Dollar Tree (DLTR), a discount variety retail store operator that sells items for $1 or less, announced better-than-expected first-quarter results. However, shares closed almost 8% lower on May 27 as the company provided higher freight cost guidance and a FY2021 earnings outlook that came in below expectations.
The company reported consolidated net sales of $6.48 billion that surpassed the Street’s estimates of $6.41 billion and rose 3% from the year-ago period. Enterprise same-store sales grew 0.8% on a constant-currency basis.
Earnings came in at $1.60 per share, beating the consensus estimate of $1.40 per share, and soared 53.8% year-over-year.
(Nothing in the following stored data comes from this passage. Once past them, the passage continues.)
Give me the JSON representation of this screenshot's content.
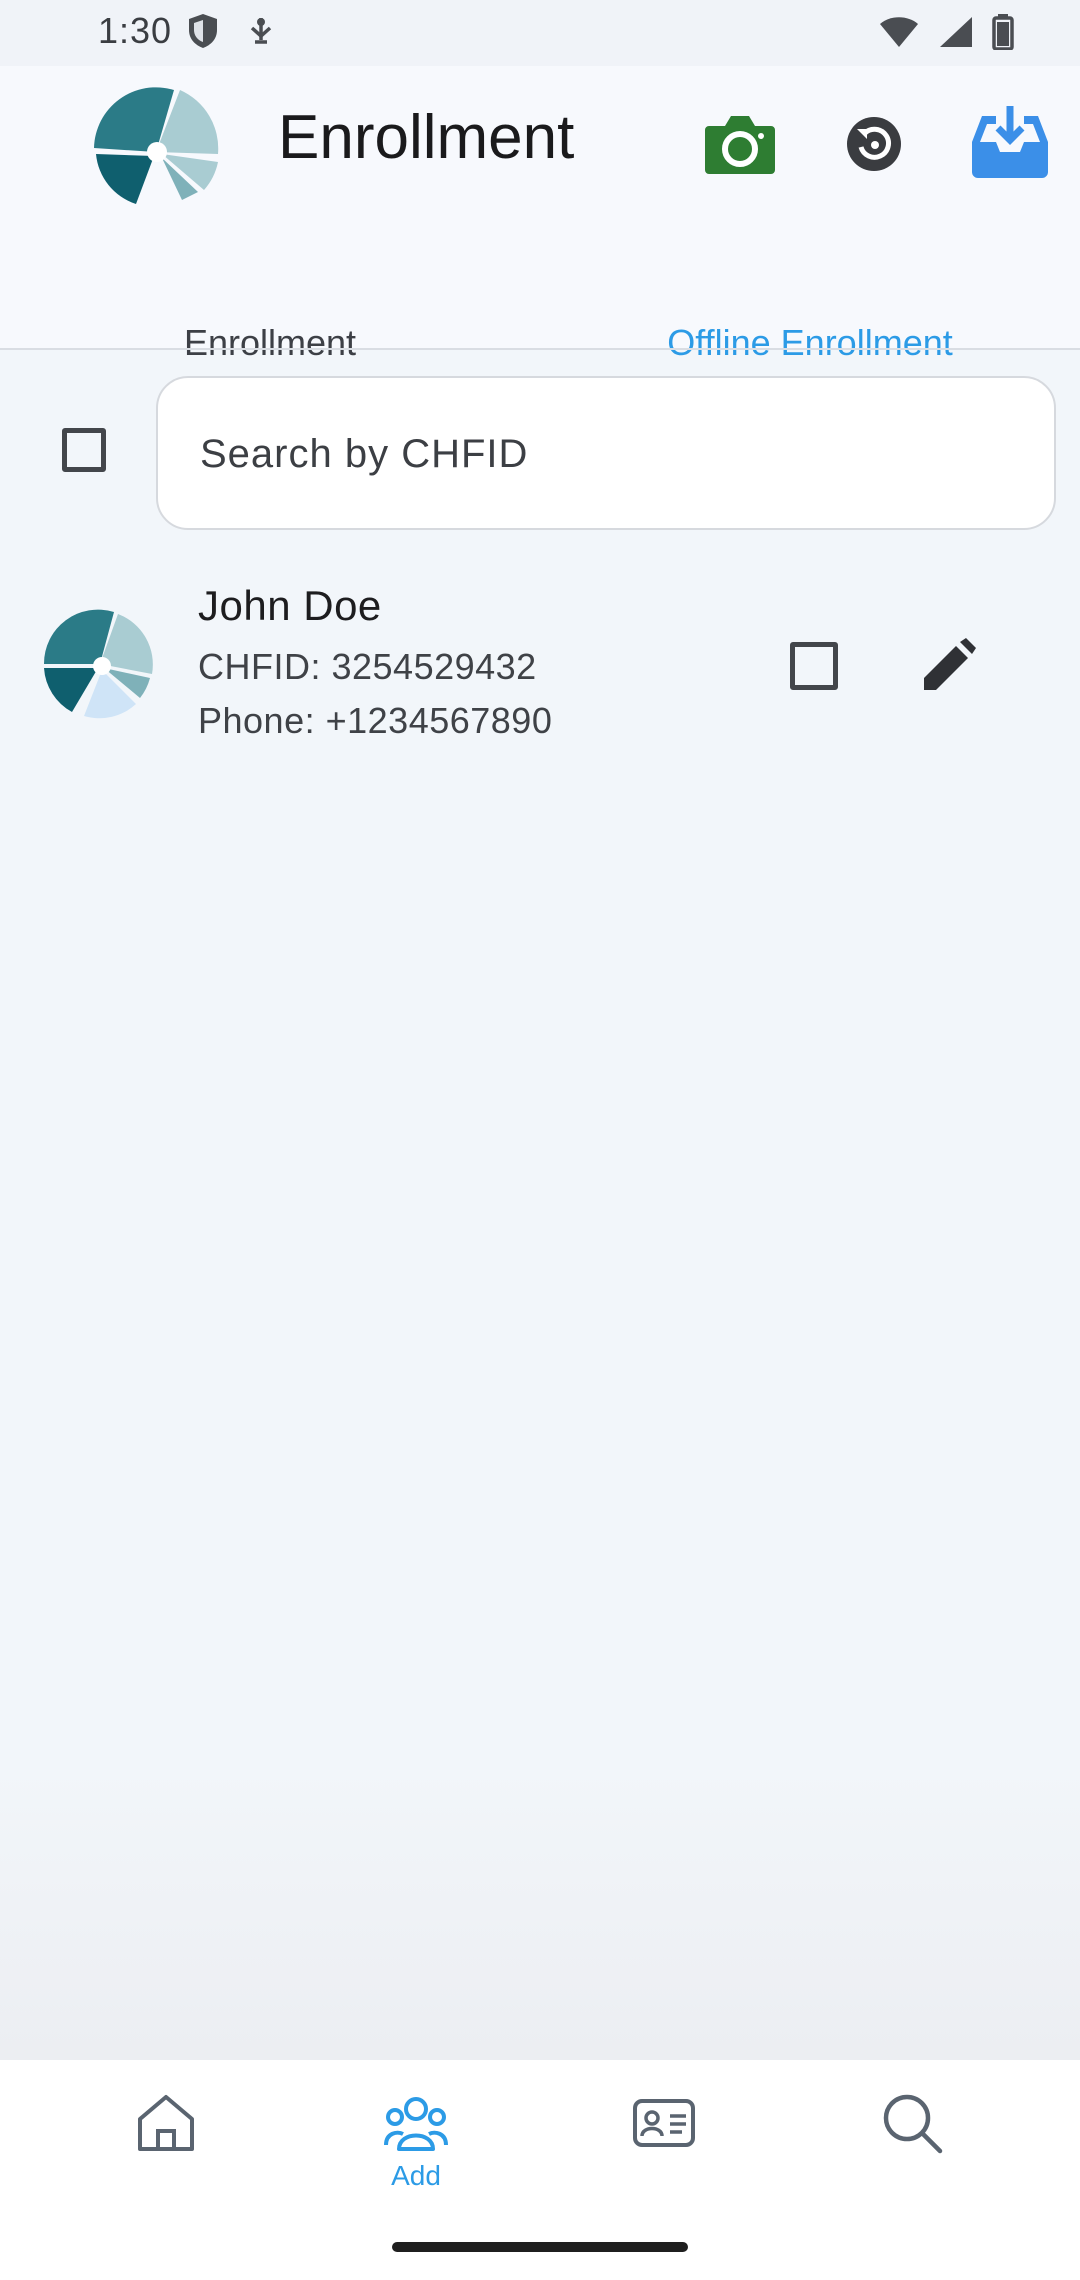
{
  "status_bar": {
    "time": "1:30",
    "icons_left": [
      "shield-icon",
      "usb-debug-icon"
    ],
    "icons_right": [
      "wifi-icon",
      "signal-icon",
      "battery-icon"
    ]
  },
  "header": {
    "title": "Enrollment",
    "logo": "openimis-logo",
    "actions": [
      {
        "name": "camera-icon",
        "color": "#2e7d32"
      },
      {
        "name": "history-icon",
        "color": "#3a3c40"
      },
      {
        "name": "download-tray-icon",
        "color": "#3b8fe8"
      }
    ]
  },
  "tabs": [
    {
      "label": "Enrollment",
      "active": false
    },
    {
      "label": "Offline Enrollment",
      "active": true
    }
  ],
  "search": {
    "placeholder": "Search by CHFID",
    "value": ""
  },
  "items": [
    {
      "name": "John Doe",
      "chfid_line": "CHFID: 3254529432",
      "phone_line": "Phone: +1234567890",
      "checked": false
    }
  ],
  "bottom_nav": [
    {
      "icon": "home-icon",
      "label": "",
      "active": false
    },
    {
      "icon": "users-add-icon",
      "label": "Add",
      "active": true
    },
    {
      "icon": "id-card-icon",
      "label": "",
      "active": false
    },
    {
      "icon": "search-icon",
      "label": "",
      "active": false
    }
  ],
  "colors": {
    "accent": "#2c9be6",
    "background": "#f2f6fa",
    "camera": "#2e7d32"
  }
}
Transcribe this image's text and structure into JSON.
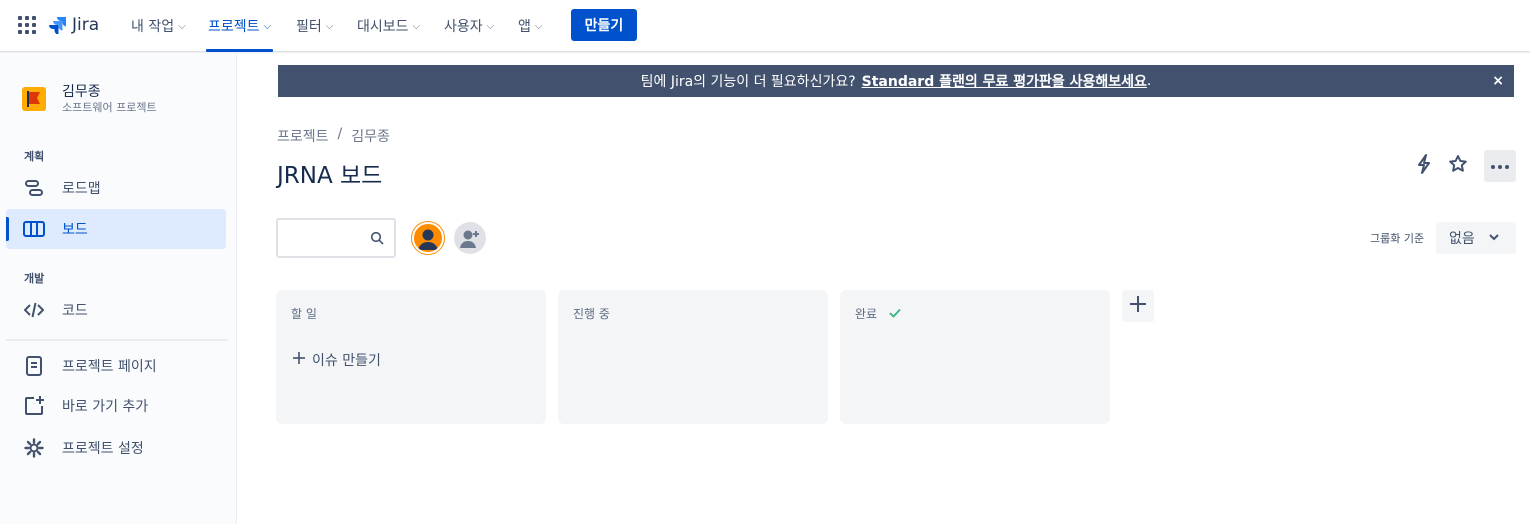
{
  "topnav": {
    "logo_text": "Jira",
    "items": [
      {
        "label": "내 작업"
      },
      {
        "label": "프로젝트"
      },
      {
        "label": "필터"
      },
      {
        "label": "대시보드"
      },
      {
        "label": "사용자"
      },
      {
        "label": "앱"
      }
    ],
    "create_label": "만들기"
  },
  "sidebar": {
    "project_name": "김무종",
    "project_type": "소프트웨어 프로젝트",
    "planning_label": "계획",
    "roadmap_label": "로드맵",
    "board_label": "보드",
    "dev_label": "개발",
    "code_label": "코드",
    "project_pages_label": "프로젝트 페이지",
    "add_shortcut_label": "바로 가기 추가",
    "project_settings_label": "프로젝트 설정"
  },
  "banner": {
    "text": "팀에 Jira의 기능이 더 필요하신가요?",
    "link": "Standard 플랜의 무료 평가판을 사용해보세요",
    "suffix": ".",
    "close": "×"
  },
  "breadcrumb": {
    "root": "프로젝트",
    "sep": "/",
    "current": "김무종"
  },
  "page_title": "JRNA 보드",
  "search": {
    "placeholder": ""
  },
  "group_by": {
    "label": "그룹화 기준",
    "value": "없음"
  },
  "columns": [
    {
      "title": "할 일"
    },
    {
      "title": "진행 중"
    },
    {
      "title": "완료"
    }
  ],
  "create_issue_label": "이슈 만들기",
  "colors": {
    "accent": "#0052cc",
    "banner": "#42526e",
    "done_check": "#36b37e"
  }
}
Dollar Tree CEO Michael Witynski said, “Looking forward, I am most excited about the growth of Dollar Tree Plus! and our strategic store formats, which shoppers are responding to favorably, as evidenced by market share gains and improved customer satisfaction scores. These offerings, along with other key sales- and traffic-driving initiatives and a robust balance sheet, give us confidence that we have increased the long-term earnings potential for both banners.” (See Dollar Tree stock analysis on TipRanks)
For Fiscal 2021, management expects adjusted earnings to be $5.80 – $6.05 per share versus the consensus estimate of $6.24. Freight costs in the last three quarters of FY2021 are anticipated to be $0.70 to $0.80 higher than the prior-year period.
Following the Q1 earnings release, Raymond James analyst Bobby Griffin maintained a Hold rating.
Griffin commented, “While we choose to remain on the sidelines for now, we were encouraged by the gross margin expansion in both business segments and the continued strength in the discretionary side of the business.”
The rest of the Street is cautiously optimistic about the stock with a Moderate Buy consensus rating. That’s based on 5 Buys versus 4 Holds. The average analyst price target of $121 implies 20.9% upside potential to current levels. Shares have increased 2.5% over the past year.